Concernant le traitement conservateur, cette étude est la première à démontrer les inconvénients de celui-ci en cas d’appendicite aigue, avec une différence significative en termes de morbidité maternelle et de sepsis sévère. Quatre cent patientes ont bénéficié de ce traitement dans cette étude (5). Ces résultats sont à pondérer avec la méta-analyse de Varadhan de 2012 qui montrait une diminution des complications de 31% avec un traitement antibiotique bien conduit; en revanche, il n’y avait pas de différence significative en termes de durée d’hospitalisation ou de morbidité liée à cette pathologie (6).

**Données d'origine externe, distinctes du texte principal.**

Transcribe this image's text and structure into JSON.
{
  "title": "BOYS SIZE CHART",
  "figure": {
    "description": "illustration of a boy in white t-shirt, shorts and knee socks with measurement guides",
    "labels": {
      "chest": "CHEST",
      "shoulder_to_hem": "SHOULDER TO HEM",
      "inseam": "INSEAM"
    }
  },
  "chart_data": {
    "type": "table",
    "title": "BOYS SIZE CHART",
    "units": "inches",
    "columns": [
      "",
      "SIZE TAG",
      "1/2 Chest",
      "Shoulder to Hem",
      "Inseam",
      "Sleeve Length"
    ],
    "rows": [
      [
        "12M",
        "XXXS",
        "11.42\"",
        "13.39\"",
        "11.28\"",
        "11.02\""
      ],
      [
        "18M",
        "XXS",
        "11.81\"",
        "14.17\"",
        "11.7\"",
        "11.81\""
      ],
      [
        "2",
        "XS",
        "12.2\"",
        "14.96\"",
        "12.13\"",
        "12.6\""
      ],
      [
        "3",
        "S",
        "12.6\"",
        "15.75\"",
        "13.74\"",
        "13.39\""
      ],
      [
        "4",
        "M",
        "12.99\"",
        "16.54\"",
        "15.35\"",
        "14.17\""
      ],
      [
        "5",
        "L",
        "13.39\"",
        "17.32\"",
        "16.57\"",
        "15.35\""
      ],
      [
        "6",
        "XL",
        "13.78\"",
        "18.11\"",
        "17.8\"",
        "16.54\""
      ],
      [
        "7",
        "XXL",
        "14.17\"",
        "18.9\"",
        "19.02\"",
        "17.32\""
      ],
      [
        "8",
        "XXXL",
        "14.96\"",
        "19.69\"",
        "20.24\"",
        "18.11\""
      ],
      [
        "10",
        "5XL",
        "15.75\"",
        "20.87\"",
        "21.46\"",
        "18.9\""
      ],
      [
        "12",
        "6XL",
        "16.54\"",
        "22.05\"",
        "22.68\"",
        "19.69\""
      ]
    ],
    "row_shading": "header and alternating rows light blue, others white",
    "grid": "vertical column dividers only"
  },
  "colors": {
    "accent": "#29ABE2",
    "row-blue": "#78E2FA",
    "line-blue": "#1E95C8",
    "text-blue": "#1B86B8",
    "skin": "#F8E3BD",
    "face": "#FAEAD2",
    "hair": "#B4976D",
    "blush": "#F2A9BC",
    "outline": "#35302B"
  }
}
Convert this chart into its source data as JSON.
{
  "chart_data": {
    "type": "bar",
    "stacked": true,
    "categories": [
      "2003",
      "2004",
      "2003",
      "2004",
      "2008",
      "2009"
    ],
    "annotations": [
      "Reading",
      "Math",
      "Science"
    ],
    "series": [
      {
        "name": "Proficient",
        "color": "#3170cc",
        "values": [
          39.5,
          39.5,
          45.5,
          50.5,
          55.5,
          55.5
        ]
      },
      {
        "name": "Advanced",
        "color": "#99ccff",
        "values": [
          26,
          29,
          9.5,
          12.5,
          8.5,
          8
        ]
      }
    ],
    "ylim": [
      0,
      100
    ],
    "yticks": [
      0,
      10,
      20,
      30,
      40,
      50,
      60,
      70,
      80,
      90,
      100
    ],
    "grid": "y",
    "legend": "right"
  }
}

Au total, la grossesse rend difficile le diagnostic d’appendicite. Une forte suspicion clinique et échographique doit conduire à une appendicectomie de préférence par voie coelioscopique afin d’éviter l’évolution vers des complications plus graves mettant en jeu le pronostic materno-foetal. Le traitement conservateur doit être évité en raison d’un taux plus élevé de sepsis sévère, de péritonite et d’accident thromboembolique. La prise en charge doit être rapide et assurée par une équipe multidisciplinaire.

 

 

Pour en savoir plus :

  1. Mourad J, appendicitis in pregnancy, Am J obstet 2000
  2. Silvestri MT, Pettker CM, Brousseau EC, Dick MA, Ciarleglio MM, Erekson EA. Morbidity of appendicectomy and cholecystectomy in pregnant and non pregnant women. Obstet Gynecol 2011; 118:1261-70.
  3. McGee TM. Acute appendicitis in pregnancy. Aust N Z J Obtset Gynaecol 1989
  4. Walsh CA, Tang T, Walsh SR. Laparoscopic versus open appendicectomy in pregnancy: a systematic review. Int J surg 2008; 6:339-44
  5. Andersson RE, Petzold MG. Non surgical treatment of appendiceal abscess or phlegmon; a systematic review and meta-analysis. Ann Surg 2007; 246:741-8.
  6. Varadhan KK, Neal KR, Lobo DN. Safety and efficacy of antibiotics compared with appendicectomy for tretment of uncomplicated acute appendicitis: meta-analysis of randomised controlled trials. BMJ 2012; 344:e2156

 

Abbasi N, Patenaude V, Abenhaim HA. Management and outcomes of acute appendicitis in pregnancy—population-based study of over 7000 cases. BJOG 2014; 121:1509–1514.